Saturday, September 24, 2016

Contentment


           
Contentment. This word, contained in I Timothy 6:6, made me pause for a moment. Maybe one reason it did so is that the word is rare in the New Testament. It made me think of a few movies. I thought of the message of Dickens’ A Christmas Carol and the movie It’s a Wonderful Life. A less well-known move is Mr. Destiny (1990). Larry is a man having a very bad day, ending with the boss firing him. Financially, he and his family struggled. He did not know what he was going to do. His car breaks down. He enters a mysterious bar. He starts telling the bartender that his life would have been so different and better if only he had hit the pitch in the big baseball game when he was in high school. Well, the bartender has the power to change what happened, so he receives a look at how his life would have been different had he hit the pitch. The big change in his new life was that he did not marry his wife in his other life. However, in his new life, he eventually meets her and convinces her that they had been married in another life. At the end of the day, she says to him, “Larry, if we had such a great life together, why did you want it changed?” Larry says, “I guess I just didn’t know what I had.”

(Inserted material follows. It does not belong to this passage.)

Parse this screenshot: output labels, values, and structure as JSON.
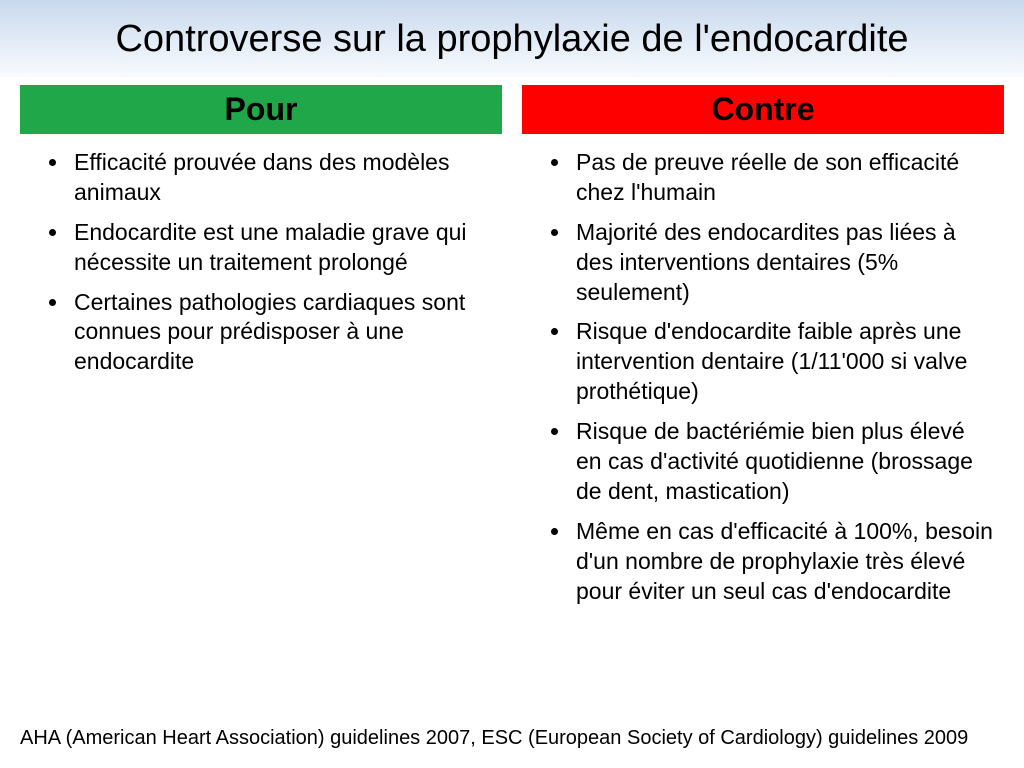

            Contentment is a virtue like that. It invites us to appreciate the life we have. This virtue reminds us of how easy it can be to look upon our lives with a sense of dissatisfaction and discontent. We could always have done something better. We hear the “you should have” in our heads. I suppose most of us want to be happy, healthy, and at least moderately wealthy. Human beings are that way. We want more of each as well, which is also quite human. I know some people who are so content they have become lazy. I am not talking about that. The proper application of the virtue of contentment is simple. We appreciate what we have. We are thankful to God for the blessings of life.